In case you haven’t been paying attention, the anti-vaccine crowd is losing their collective minds over the so-called “CDC Whistleblower.” The CDC Whistleblower is a researcher by the name of William Thompson. Dr. Thompson made the mistake of confiding some of his anti-vaccine unease over some vaccine studies at CDC to BS Hooker, known anti-vaccine “researcher” who has a pending case before the vaccine court and would probably want nothing more than to have something (anything!) link vaccines to his son’s autism. If that failed theory doesn’t turn out to be true, there would probably be little else for BS Hooker to do on his spare time… Other than caring for his child, of course.
Bill Thompson had the genius idea of calling Hooker and saying, more or less, “Hey, Brian, I don’t understand vaccine studies very well, and you can probably help me muddy the waters a little more, being as how you’re not an epidemiologist and all.” To which Brian S. Hooker probably replied, “Sure thing, WT, I’ve been shitting on vaccine science for a bit. How about I give it another go?” And he did. Brian S. “BS” Hooker shat out an anti-vaccine paper of such poor quality that it was roundly criticized by several of us and then was properly retracted by the journal that published it.

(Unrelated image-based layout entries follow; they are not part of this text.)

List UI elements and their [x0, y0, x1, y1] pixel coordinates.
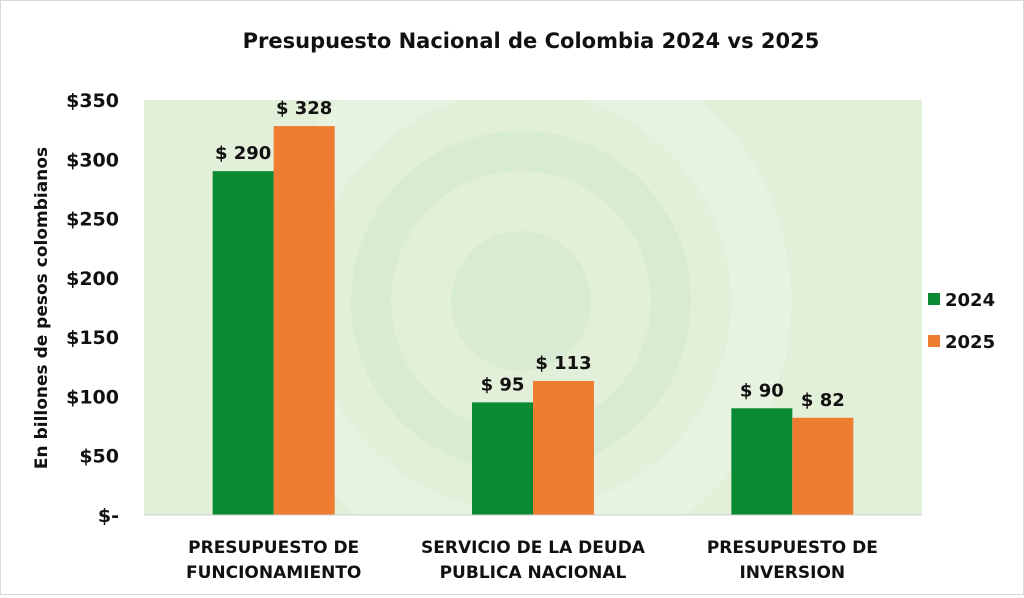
- legend-label-2024: 2024: [945, 290, 995, 311]
- data-label-2024: $ 90: [740, 380, 784, 401]
- x-tick-label: INVERSION: [739, 563, 845, 583]
- data-label-2024: $ 290: [215, 143, 271, 164]
- data-label-2025: $ 328: [276, 98, 332, 119]
- y-tick-label: $350: [66, 90, 119, 112]
- bar-2024: [472, 402, 533, 515]
- bar-2024: [212, 171, 274, 515]
- y-tick-label: $300: [66, 149, 119, 171]
- x-tick-label: PRESUPUESTO DE: [707, 538, 878, 558]
- y-axis-label: En billones de pesos colombianos: [32, 147, 52, 469]
- bar-2024: [731, 408, 793, 515]
- y-tick-label: $-: [98, 505, 119, 527]
- legend-swatch-2025: [928, 335, 940, 347]
- x-tick-label: SERVICIO DE LA DEUDA: [421, 538, 646, 558]
- legend: 2024 2025: [928, 290, 995, 353]
- y-tick-label: $50: [79, 446, 119, 468]
- legend-label-2025: 2025: [945, 332, 995, 353]
- data-label-2025: $ 113: [535, 353, 591, 374]
- bar-2025: [273, 126, 335, 515]
- y-tick-label: $150: [66, 327, 119, 349]
- y-tick-label: $250: [66, 209, 119, 231]
- data-label-2025: $ 82: [801, 390, 845, 411]
- bar-2025: [792, 417, 854, 515]
- y-tick-label: $200: [66, 268, 119, 290]
- x-tick-label: PUBLICA NACIONAL: [440, 563, 627, 583]
- data-label-2024: $ 95: [481, 374, 525, 395]
- x-tick-label: PRESUPUESTO DE: [188, 538, 359, 558]
- x-tick-label: FUNCIONAMIENTO: [186, 563, 361, 583]
- legend-swatch-2024: [928, 293, 940, 305]
- chart-title: Presupuesto Nacional de Colombia 2024 vs…: [243, 29, 820, 53]
- bar-2025: [533, 381, 594, 515]
- y-tick-label: $100: [66, 386, 119, 408]
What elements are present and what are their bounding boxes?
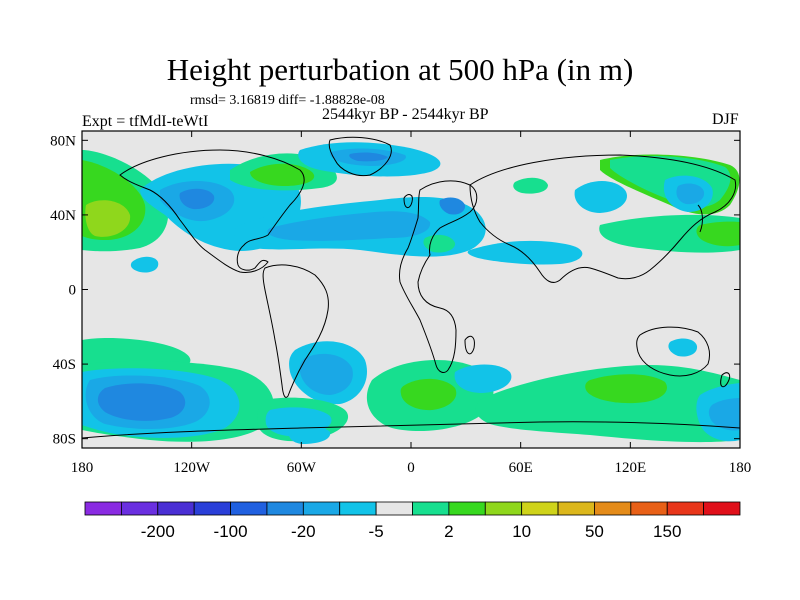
coastline-europe-africa [399, 180, 478, 373]
contour-fill-layer [82, 131, 740, 448]
coastline-australia [636, 326, 711, 377]
colorbar-swatch [193, 501, 231, 516]
contour-region [288, 425, 331, 444]
colorbar-label: 10 [512, 522, 531, 541]
coastline-uk [403, 194, 413, 208]
statistics-text: rmsd= 3.16819 diff= -1.88828e-08 [190, 93, 385, 108]
colorbar-label: -5 [369, 522, 384, 541]
colorbar-label: 2 [444, 522, 453, 541]
colorbar-swatch [120, 501, 159, 516]
x-axis: 180 120W 60W 0 60E 120E 180 [71, 131, 752, 476]
colorbar-swatch [521, 501, 559, 516]
x-tick-label: 60E [509, 460, 533, 476]
colorbar-swatch [448, 501, 486, 516]
contour-region [513, 177, 548, 194]
contour-region [400, 378, 457, 411]
y-tick-label: 40S [53, 357, 76, 373]
x-tick-label: 0 [407, 460, 415, 476]
colorbar-swatch [557, 501, 595, 516]
colorbar-label: 150 [653, 522, 681, 541]
coastlines [82, 136, 740, 439]
coastline-newzealand [720, 372, 731, 388]
x-tick-label: 120W [173, 460, 211, 476]
contour-region [475, 365, 740, 443]
y-tick-label: 40N [50, 208, 76, 224]
colorbar-swatch [484, 501, 523, 516]
colorbar-swatch [412, 501, 450, 516]
colorbar-swatch [594, 501, 632, 516]
contour-region [708, 398, 740, 431]
colorbar-swatch [266, 501, 304, 516]
colorbar-swatch [84, 501, 122, 516]
coastline-south-america [262, 264, 329, 398]
experiment-label: Expt = tfMdI-teWtI [82, 113, 209, 130]
contour-region [454, 364, 512, 393]
contour-region [676, 183, 705, 205]
contour-region [349, 152, 388, 162]
period-label: 2544kyr BP - 2544kyr BP [322, 106, 489, 123]
colorbar-swatch [703, 501, 741, 516]
x-tick-label: 180 [71, 460, 94, 476]
colorbar-label: -200 [141, 522, 175, 541]
colorbar-label: -20 [291, 522, 316, 541]
map-title: Height perturbation at 500 hPa (in m) [166, 52, 634, 87]
contour-region [668, 338, 698, 357]
y-axis: 80N 40N 0 40S 80S [50, 133, 740, 448]
colorbar-label: 50 [585, 522, 604, 541]
contour-region [439, 197, 466, 215]
y-tick-label: 0 [69, 283, 77, 299]
x-tick-label: 180 [729, 460, 752, 476]
contour-region [267, 211, 431, 241]
colorbar-swatch [666, 501, 705, 516]
season-label: DJF [712, 111, 739, 128]
colorbar-swatch [630, 501, 668, 516]
colorbar-swatch [230, 501, 268, 516]
y-tick-label: 80S [53, 432, 76, 448]
coastline-north-america [119, 149, 305, 273]
contour-region [574, 181, 628, 213]
contour-region [299, 353, 353, 395]
contour-region [97, 383, 186, 421]
colorbar-swatch [375, 501, 413, 516]
contour-region [585, 374, 667, 404]
y-tick-label: 80N [50, 133, 76, 149]
coastline-asia [469, 154, 737, 283]
coastline-greenland [328, 136, 392, 177]
colorbar-label: -100 [214, 522, 248, 541]
colorbar-swatch [157, 501, 195, 516]
coastline-madagascar [464, 335, 475, 355]
contour-region [130, 256, 159, 273]
contour-region [467, 240, 583, 265]
coastline-antarctica [82, 421, 740, 439]
x-tick-label: 60W [287, 460, 317, 476]
x-tick-label: 120E [614, 460, 646, 476]
colorbar-swatch [339, 501, 377, 516]
contour-region [179, 188, 215, 210]
contour-region [696, 221, 740, 247]
colorbar: -200 -100 -20 -5 2 10 50 150 [84, 501, 741, 541]
coastline-japan [697, 204, 703, 233]
contour-region [85, 200, 131, 237]
colorbar-swatch [302, 501, 341, 516]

Months after several phone calls from Thompson to Hooker were recorded by Hooker (legally, illegally, I don’t care), Hooker and Andrew Jeremy Wakefield decided that they were going to tell the world about this “whistleblower” and that his true identity was going to be revealed to the world as well. (That outing really made the kid angry, by the way. Poor kid. He can’t catch a break, and he can probably count his friends in one hand.) Once outed, Thompson had no option but to lawyer up and shut down his conversations with everyone and anyone about his anti-vaccine feelings about vaccines.
For a full discussion of this whole debacle, check out this post by Dr. David Gorski over at Science Based Medicine.
If this incident can teach us anything, it’s not that vaccines are bad, or that there are anti-vaccine-minded people working at CDC. As I told you in the last post, there can be anti-vaccine people in the darnedest of places. This incident should teach us to always be mindful of the things we say or do, even if we think we’re doing it in private, or to a small group of people we trust. We could say or do something that embarrasses us immensely, or makes us look bad in the eyes of others.
Imagine that, a life lesson from the anti-vaccine activists out there.